Le Parlement a tranché : les publications d’influenceurs qui font de l’alcool un produit à consommer en toutes occasions vont continuer de proliférer sur les réseaux sociaux. Les arguments économiques mis en avant par les alcooliers ont relégué au second plan les enjeux de santé publique.

 

Les marques d’alcool profitent de l’inconstance de Bercy et du Parlement

A l’issue d’un accord en commission mixte paritaire, la « proposition de loi visant à lutter contre les arnaques et les dérives des influenceurs sur les réseaux sociaux » a été définitivement adoptée le 1er juin au Parlement.

Cette loi a le mérite de définir l’activité d’influenceur, de réglementer les contrats avec les annonceurs et d’interdire certaines pratiques contestables. C’était d’ailleurs l’objectif affiché par le Gouvernement et les rapporteurs du texte : il s’agissait d’en finir avec certaines pratiques abusives, source de polémiques abondamment dénoncées sur les réseaux sociaux et dans les médias.

Force est de constater que pour l’alcool, on reste dans le deux poids deux mesures. Aujourd’hui, des milliers de contenus fleurissent sur les comptes des influenceurs qui valorisent la consommation d’alcool dans des visuels à l’esthétique travaillée ou sur des vidéos potaches, des formats qui avaient disparu depuis 30 ans. Mais la consommation d’alcool étant une norme sociale valorisée, point de scandale, même si les publicités pour l’alcool sur les réseaux sociaux incitent les jeunes à boire davantage.

Les inquiétudes de certains parlementaires n’auront pas suffi. Ni Bercy ni la majorité des parlementaires n’ont voulu prendre la mesure de ces pratiques et de leurs conséquences en matière de santé publique. Les réseaux sociaux resteront donc un Far West pour ce qui concerne la publicité pour de l’alcool.

 

Un « pas plus, pas moins » bénéfique aux lobbies de l’alcool

Cette occasion manquée n’est malheureusement pas une première : dès que l’on touche à l’alcool, une mécanique bien huilée se met en place, actionnée par des industriels soucieux avant tout de préserver leurs intérêts.

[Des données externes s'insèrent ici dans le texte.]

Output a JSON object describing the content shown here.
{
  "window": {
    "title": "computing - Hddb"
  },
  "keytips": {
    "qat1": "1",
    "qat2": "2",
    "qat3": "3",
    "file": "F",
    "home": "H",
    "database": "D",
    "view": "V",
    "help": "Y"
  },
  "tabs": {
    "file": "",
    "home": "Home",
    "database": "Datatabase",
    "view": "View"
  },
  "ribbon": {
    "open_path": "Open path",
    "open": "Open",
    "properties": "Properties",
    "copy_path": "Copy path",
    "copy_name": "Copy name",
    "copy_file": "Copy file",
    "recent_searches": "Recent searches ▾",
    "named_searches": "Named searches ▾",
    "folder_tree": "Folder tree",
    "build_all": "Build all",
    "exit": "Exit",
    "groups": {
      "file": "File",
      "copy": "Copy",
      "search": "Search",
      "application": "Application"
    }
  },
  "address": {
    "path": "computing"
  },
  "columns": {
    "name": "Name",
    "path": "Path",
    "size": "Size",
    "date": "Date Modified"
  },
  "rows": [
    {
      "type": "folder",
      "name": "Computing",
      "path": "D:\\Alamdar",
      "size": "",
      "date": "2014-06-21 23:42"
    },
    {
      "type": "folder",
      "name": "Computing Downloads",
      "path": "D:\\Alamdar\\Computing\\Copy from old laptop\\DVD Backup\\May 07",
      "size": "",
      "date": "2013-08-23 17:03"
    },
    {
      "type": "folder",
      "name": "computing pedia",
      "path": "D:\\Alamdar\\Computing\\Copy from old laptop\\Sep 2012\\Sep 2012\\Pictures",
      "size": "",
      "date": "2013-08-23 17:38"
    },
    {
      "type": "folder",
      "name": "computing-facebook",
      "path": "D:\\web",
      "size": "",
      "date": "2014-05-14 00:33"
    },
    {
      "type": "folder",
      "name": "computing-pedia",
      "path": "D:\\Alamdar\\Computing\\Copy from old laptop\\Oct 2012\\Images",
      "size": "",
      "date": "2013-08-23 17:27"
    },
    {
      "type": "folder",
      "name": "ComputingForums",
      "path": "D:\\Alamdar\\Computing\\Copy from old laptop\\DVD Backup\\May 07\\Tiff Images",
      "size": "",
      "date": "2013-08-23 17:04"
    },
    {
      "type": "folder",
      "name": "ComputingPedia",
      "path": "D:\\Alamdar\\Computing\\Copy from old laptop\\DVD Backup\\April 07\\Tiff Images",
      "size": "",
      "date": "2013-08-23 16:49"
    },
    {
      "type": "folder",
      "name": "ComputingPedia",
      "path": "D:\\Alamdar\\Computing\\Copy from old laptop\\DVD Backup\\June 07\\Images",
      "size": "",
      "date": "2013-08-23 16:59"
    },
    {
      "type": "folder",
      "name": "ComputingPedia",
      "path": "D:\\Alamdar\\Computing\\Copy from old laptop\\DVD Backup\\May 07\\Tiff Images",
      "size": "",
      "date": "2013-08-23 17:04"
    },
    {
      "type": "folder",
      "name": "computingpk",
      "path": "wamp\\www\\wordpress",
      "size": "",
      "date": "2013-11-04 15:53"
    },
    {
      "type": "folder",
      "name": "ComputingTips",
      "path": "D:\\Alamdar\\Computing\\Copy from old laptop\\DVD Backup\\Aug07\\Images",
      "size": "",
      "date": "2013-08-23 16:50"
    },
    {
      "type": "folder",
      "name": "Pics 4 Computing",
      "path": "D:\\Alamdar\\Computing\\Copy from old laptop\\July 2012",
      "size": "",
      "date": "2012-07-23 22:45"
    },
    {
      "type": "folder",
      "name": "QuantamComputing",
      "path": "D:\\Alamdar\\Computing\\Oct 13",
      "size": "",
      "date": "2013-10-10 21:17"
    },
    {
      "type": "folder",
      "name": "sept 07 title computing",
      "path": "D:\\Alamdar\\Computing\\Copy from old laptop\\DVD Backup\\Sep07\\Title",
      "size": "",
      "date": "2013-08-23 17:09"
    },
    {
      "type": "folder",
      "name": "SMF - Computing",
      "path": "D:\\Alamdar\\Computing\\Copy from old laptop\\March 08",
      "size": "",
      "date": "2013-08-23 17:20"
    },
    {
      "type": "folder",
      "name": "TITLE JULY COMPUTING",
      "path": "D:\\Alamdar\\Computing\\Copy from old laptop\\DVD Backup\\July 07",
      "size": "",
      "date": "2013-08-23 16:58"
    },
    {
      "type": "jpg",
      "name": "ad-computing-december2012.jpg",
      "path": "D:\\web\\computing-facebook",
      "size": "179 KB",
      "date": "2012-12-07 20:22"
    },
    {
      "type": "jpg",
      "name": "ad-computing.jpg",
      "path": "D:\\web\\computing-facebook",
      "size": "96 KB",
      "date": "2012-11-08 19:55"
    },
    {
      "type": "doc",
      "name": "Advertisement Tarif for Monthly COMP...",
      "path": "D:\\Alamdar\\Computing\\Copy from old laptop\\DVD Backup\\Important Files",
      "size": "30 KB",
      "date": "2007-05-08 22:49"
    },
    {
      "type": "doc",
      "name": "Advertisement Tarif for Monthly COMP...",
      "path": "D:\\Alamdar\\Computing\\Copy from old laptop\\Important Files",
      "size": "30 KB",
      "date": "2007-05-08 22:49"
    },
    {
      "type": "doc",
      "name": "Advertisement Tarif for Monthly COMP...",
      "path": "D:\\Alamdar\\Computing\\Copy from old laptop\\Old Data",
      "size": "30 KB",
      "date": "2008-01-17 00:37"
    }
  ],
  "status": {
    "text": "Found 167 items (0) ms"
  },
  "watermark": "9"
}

Un des co-rapporteurs de la proposition de loi, préoccupé par les questions de santé publique, a d’ailleurs eu le courage d’indiquer que des parlementaires ont menacé de porter atteinte à l’ensemble de la proposition de loi si l’encadrement des publicités pour l’alcool évoluait[1].

Pour justifier l’immobilisme sur l’alcool, un nouvel argument s’est fait jour : le « pas plus, pas moins ». Concrètement, la proposition de loi ne devait pas appliquer aux influenceurs un cadre de régulation ni plus ni moins contraignant que pour les autres supports de communication (TV, radio…).

Pourtant, la loi s’est faite plus restrictive pour les actes de chirurgie esthétique ou les jeux d’argent, au regard des risques induits par leur valorisation auprès des plus jeunes. Agir aussi sur l’alcool relevait du bon sens : alors que les plateformes (Instagram, TikTok…) devront mettre en place un dispositif qui rendra invisibles aux mineurs les publicités d’influenceurs sur les jeux d’argent et de hasard, la même proposition pour l’alcool a été rejetée.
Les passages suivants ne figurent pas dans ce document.